It took place during the Warring States (Chun-Qiu) Period in ancient China, ca 722-481 BC. "The Orphan of Zhao" (also entitled "The Supreme Sacrifices of Eight for One") is based on the historical episode involving the massacre of the Zhao family. The story depicts the spirit of patriotism, self-sacrifice and loyalty of a court doctor, Chen Yin, along with seven others to save the surviving grandson of priminister Zhao Dun under the tyranny rule of Jin Ling Gong in the Jin Kingdom. King Jin immersed himself in earthly pleasures of beautiful women, wine and music. He neglected his governing duties, and allowed his ministers to vie and usurp power. A power-thirsty general Tu An Gu was diabolically opposed by the righteous and loyal minister Zhao Dun and his compatriot, General Wei Jian. Cunning Tu managed to convince King Jin to have general Wei dispatched to guard the Northern frontier. He then tried to have minister Zhao killed first by wild dogs then by an assassin. Both attemptes falled because the assassin learning that minister Zhao was an honorable and loyal official, rather sacrificed himself than to harm Zhao. In a rage Tu then framed Zhao for revolting against King Jin and killed Zhao in the pretext of defending the King. He issued Tu decree of the massacre of all Zhao family members, 300 of them in all ages so as to terminate the Zhao lineage. As a consequence, Zhao, a faithful minister, and his whole family, inclusive of four generations, were all executed. Princess Zhung Ji, who was married into the Zhao family, was spared and became house-arrested in the royal palace.

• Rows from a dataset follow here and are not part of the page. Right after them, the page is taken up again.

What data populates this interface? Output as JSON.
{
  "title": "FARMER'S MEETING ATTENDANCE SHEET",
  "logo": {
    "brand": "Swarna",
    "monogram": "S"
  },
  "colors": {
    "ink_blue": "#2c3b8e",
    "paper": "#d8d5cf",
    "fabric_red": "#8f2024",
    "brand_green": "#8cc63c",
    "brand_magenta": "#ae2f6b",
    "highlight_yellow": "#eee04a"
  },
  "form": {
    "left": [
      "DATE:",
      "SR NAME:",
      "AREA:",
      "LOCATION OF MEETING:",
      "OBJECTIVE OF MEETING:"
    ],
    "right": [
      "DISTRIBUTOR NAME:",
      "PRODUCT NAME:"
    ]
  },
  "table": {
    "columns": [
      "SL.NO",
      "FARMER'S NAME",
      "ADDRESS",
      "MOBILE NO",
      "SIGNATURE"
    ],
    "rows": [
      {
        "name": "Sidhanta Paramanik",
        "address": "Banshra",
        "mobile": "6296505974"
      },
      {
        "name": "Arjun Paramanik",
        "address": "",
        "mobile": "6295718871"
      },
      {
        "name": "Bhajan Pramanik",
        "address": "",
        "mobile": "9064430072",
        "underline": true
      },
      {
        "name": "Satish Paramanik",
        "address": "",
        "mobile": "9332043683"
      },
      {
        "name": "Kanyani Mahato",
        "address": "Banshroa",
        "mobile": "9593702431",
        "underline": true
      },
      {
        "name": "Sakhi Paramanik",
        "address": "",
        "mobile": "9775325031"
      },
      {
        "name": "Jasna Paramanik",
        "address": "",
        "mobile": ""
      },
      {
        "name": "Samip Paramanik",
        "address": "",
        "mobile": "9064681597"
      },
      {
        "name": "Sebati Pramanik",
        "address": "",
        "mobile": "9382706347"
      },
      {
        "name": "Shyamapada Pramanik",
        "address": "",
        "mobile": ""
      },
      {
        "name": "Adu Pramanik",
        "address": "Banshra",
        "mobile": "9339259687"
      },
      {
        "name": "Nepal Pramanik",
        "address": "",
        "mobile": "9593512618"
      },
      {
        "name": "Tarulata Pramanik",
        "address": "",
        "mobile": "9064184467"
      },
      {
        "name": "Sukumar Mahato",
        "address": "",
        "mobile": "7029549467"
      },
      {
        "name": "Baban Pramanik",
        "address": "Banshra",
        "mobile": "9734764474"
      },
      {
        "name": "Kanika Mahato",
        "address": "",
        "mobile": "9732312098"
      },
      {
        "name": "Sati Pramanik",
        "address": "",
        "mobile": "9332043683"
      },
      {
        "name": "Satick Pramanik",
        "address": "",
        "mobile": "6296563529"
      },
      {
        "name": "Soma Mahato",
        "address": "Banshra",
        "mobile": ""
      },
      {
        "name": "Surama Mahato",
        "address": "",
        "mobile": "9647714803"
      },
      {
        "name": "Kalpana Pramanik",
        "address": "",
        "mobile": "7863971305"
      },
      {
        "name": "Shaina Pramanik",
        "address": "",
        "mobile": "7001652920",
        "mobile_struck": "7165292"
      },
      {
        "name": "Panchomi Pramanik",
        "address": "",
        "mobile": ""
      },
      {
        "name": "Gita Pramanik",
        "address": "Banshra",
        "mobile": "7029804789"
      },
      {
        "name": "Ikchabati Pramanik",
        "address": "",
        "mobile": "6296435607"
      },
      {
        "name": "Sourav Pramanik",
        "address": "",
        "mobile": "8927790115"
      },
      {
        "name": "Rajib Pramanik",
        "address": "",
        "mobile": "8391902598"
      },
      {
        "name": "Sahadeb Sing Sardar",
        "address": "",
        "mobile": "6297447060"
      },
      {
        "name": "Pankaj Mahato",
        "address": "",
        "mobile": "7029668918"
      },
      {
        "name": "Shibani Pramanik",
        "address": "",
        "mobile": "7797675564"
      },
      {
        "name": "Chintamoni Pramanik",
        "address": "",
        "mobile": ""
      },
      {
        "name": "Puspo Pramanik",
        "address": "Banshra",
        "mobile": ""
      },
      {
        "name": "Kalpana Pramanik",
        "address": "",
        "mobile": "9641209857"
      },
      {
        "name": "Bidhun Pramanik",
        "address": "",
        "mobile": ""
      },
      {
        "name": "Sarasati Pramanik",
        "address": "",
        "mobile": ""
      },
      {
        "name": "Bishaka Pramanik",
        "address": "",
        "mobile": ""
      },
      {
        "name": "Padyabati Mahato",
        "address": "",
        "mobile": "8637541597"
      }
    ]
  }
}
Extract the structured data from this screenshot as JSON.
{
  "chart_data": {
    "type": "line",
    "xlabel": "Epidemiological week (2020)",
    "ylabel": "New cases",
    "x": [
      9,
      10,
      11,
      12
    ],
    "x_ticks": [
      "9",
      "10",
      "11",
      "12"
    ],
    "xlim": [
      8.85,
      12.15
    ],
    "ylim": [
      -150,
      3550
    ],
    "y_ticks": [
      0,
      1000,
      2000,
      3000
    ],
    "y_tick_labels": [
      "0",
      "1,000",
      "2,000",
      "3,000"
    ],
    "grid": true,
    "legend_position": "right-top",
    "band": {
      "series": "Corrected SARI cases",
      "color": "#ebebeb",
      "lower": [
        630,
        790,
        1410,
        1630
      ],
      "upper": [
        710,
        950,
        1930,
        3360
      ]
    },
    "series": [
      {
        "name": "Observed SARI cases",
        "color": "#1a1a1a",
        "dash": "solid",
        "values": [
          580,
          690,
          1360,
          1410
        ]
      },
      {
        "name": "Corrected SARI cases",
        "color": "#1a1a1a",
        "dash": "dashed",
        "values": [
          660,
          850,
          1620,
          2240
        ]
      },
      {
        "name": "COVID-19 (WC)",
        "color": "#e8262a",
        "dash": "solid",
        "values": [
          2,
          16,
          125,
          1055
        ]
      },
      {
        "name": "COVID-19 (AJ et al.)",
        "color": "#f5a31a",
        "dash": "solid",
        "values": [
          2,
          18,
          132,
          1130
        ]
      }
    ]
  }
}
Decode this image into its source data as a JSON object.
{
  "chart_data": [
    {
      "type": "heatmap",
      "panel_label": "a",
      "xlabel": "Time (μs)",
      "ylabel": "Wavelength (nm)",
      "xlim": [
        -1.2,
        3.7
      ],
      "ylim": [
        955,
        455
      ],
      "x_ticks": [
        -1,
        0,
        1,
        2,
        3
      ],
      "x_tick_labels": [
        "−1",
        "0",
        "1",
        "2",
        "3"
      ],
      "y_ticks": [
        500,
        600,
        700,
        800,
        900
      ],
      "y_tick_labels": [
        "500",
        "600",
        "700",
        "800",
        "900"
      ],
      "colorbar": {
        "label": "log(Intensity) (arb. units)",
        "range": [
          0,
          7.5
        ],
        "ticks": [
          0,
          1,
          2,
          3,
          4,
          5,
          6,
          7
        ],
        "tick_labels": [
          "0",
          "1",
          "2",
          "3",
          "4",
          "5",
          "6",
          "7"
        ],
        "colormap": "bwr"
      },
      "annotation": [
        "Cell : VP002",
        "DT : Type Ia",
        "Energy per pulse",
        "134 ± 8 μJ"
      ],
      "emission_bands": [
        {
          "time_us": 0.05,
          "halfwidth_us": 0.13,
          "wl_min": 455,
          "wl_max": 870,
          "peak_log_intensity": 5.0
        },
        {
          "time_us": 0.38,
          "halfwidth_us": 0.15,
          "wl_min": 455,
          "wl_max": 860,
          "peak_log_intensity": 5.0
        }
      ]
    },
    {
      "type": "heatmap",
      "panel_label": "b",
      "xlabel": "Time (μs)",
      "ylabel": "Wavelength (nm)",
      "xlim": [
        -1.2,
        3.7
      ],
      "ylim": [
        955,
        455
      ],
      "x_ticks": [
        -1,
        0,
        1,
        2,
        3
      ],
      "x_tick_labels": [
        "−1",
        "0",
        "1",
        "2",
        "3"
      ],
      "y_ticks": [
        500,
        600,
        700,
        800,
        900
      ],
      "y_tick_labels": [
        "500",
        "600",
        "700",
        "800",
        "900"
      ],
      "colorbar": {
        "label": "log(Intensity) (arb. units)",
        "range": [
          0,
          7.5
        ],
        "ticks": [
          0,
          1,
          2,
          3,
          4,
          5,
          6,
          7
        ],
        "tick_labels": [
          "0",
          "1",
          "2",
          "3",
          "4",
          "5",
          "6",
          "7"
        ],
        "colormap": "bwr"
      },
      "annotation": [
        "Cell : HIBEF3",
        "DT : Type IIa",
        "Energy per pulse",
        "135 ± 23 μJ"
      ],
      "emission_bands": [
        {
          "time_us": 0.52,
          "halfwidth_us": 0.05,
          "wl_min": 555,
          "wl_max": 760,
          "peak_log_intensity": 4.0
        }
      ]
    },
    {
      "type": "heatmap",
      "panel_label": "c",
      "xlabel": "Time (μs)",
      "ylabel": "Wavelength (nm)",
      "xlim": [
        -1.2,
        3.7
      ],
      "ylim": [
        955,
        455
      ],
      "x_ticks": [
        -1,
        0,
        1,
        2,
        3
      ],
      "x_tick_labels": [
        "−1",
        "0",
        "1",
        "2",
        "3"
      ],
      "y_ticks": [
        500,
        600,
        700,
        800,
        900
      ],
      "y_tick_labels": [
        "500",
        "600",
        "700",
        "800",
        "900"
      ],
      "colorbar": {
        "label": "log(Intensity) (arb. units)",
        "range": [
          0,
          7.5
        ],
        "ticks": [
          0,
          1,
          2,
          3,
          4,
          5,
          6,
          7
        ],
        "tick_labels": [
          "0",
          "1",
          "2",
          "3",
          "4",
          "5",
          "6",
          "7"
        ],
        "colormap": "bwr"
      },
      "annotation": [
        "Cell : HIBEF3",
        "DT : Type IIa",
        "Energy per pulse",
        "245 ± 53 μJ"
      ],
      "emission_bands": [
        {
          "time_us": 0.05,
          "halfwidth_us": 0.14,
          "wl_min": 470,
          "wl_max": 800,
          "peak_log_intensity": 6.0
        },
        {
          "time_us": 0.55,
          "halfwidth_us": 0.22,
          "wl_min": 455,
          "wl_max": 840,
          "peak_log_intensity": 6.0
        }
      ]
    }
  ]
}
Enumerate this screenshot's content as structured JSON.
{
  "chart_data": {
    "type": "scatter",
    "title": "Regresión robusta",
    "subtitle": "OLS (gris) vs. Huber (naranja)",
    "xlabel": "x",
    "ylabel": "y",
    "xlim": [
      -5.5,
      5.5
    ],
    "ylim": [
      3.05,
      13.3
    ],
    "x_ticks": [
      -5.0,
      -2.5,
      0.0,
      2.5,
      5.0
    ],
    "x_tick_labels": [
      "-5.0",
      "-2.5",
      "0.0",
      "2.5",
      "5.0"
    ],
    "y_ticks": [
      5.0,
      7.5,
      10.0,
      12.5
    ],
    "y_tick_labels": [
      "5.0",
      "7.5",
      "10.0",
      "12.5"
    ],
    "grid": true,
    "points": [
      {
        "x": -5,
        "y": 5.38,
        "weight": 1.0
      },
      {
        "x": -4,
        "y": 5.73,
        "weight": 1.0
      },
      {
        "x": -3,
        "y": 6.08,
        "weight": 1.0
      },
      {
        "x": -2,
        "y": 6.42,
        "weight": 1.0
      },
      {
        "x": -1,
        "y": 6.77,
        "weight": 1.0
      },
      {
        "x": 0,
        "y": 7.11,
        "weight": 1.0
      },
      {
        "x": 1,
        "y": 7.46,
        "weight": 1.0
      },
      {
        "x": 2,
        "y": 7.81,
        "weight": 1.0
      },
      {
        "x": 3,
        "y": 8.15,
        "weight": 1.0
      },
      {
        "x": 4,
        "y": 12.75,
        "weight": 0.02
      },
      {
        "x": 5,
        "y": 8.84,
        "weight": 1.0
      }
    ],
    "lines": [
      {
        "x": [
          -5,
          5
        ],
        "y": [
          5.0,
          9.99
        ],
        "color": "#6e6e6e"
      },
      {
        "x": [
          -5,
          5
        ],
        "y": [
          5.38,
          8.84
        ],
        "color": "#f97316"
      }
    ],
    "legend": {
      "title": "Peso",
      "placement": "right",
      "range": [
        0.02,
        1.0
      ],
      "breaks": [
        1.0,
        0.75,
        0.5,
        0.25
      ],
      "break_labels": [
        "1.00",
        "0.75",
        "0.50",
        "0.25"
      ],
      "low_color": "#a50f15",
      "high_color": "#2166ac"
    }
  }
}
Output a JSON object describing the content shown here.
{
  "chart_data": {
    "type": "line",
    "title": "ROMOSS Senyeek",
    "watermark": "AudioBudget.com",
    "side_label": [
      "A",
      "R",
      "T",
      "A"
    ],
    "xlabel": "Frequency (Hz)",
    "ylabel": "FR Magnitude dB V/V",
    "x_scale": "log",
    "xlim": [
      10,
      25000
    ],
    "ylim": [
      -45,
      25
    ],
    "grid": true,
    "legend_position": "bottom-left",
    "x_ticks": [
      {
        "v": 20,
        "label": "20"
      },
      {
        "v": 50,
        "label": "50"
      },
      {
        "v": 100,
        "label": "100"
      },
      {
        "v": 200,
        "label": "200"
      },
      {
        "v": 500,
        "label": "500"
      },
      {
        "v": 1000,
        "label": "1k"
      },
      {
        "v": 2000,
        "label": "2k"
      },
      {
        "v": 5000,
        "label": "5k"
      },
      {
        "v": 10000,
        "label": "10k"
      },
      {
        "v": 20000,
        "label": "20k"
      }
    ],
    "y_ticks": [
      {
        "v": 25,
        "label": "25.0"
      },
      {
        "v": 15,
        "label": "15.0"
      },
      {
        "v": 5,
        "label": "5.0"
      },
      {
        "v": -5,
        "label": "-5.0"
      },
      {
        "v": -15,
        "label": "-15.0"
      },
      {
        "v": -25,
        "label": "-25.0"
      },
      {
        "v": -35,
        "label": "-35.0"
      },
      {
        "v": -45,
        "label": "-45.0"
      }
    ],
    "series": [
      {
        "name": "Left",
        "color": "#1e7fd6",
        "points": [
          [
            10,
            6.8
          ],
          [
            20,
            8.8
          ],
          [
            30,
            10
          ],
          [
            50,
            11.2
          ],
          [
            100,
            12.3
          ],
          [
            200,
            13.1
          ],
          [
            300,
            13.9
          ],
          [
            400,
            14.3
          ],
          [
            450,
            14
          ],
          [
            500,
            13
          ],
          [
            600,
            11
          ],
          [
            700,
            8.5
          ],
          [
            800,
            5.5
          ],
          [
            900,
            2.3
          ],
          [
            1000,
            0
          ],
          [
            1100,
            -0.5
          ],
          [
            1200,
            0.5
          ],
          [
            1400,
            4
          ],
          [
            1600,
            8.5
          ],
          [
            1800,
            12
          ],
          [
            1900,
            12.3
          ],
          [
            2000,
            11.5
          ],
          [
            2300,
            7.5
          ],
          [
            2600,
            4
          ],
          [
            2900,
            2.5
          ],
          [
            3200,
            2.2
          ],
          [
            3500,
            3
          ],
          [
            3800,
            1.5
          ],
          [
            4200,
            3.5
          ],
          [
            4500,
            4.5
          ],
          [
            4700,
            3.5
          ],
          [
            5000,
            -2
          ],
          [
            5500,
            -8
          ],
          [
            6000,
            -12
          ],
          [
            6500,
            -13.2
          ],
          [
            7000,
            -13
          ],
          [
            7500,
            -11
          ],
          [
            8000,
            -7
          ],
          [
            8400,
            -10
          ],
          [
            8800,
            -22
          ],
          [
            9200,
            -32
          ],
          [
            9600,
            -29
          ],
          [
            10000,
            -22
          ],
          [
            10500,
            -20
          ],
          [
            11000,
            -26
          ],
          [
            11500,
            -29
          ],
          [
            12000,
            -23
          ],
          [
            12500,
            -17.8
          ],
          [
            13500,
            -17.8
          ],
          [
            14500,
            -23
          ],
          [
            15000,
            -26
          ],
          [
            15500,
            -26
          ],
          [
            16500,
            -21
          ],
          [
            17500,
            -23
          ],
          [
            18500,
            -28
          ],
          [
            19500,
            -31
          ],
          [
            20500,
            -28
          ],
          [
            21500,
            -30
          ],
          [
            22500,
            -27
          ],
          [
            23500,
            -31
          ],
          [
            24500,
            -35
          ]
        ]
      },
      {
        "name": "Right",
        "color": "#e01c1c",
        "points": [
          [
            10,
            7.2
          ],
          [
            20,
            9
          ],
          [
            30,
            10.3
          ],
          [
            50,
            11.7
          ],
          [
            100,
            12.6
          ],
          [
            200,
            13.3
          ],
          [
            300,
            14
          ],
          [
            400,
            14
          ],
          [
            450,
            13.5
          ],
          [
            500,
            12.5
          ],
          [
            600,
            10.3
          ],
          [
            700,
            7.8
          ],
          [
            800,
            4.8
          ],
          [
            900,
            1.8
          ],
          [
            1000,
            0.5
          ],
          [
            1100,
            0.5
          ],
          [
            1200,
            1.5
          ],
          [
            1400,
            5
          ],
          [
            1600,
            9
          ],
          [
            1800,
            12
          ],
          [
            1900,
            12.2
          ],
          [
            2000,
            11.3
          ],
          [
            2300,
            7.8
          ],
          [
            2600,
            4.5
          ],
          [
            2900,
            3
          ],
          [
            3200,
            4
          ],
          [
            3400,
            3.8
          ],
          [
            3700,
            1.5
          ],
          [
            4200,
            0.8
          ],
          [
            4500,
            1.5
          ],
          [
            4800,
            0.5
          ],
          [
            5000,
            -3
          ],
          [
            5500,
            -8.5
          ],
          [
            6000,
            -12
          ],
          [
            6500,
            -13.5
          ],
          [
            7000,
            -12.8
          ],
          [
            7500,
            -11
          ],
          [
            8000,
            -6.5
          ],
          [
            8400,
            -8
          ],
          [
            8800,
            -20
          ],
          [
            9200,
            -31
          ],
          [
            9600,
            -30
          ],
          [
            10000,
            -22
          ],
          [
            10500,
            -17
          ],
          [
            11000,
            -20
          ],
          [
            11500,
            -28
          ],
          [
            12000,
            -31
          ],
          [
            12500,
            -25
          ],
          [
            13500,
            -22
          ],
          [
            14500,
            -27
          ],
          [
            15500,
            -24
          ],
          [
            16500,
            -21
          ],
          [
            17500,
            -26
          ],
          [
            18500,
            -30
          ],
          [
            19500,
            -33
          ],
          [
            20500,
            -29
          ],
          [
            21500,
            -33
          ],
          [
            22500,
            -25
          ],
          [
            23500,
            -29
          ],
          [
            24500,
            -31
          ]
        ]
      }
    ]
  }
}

Chen Yin, a loyal and righteous court doctor, noticed that Princess Zhung Ji was preganant before the tragedy was occured. He bravely promised Princess Zhung and her husband, Zhao Shou, in the palace to save the orphan after the baby is born. Chen Yin bravely sneaked out the infant orphan of Zhao of well-guarded palace. Tu, failing to find the Princess'infant and driven by the desire to eliminate all Zhao's ordered all infants under three months of age killed. Chen Yin, realizing that Tu would never give up searching for the infant Zhao, decided to sacrifice his own infant son Jin Ge as the Princess' infant. He solicited the help of an aging loyal minister Gong Sun Tsu Jiou. Gong Sun, knowing that this would cost his life, offered to pretend that he was the one that sneaked the infant Zhao out of the palace to his own house. Chen Yin then reported the incidence to Tu, who retrieved the wrong infant from Gong Sun's house. Chen Yin helplessly watched his own infant son being killed by Tu. To ensure the infant Zhao's safety, Chen Yin further offered infant Zhao as his own son to Tu as Tu's godson. Young Zhao thus survived the cruel prosecution of Tu and grew into adulthood. Young Zhao eventually was told the truth, reunited with his Princess mother, and revenged for his family by killing Tu.
This opera depicts the rivalry between the good and the evil, the intrigue of cunnings, contrasted by the heroism of honest spirits, in no less magnitude than that of "Macbeth" or "Hamlet" in the Shakespearean theater, or "Faust" of the Wagnerian operas. As the story unfolds, the audience will be led through episodes vividly depicted by beautiful arias, filled with emotions of hidden internal sufferings and operatic dramas, as the plot within plot develops, which make this opera ever so memorable and everlasting!
This opera, consisted of eleven scenes, has been sung by Penny Cheng-Hua Wang performed as Chen Yin in collaboration with a top ranking world rennouced cast from The Beijing Opera Troupe, by special invitation from Beijing, as well as the top ranking orchestral artists from China.
This opera has presented in the evening of September 19th, 2003, at 8:00 PM at the Alice Tully Hall, Lincoln Center, New York City, New York.
Cheng-Hua Wang for her dedicated support and devotion of Social Arts Service, has awarded by Chinese American Arts Coucil and Department of Cultural Affairs of New York City. NYJPW entire team members have produced as they had promised a wonderful, lifetime memorable historical evening of Peking opera.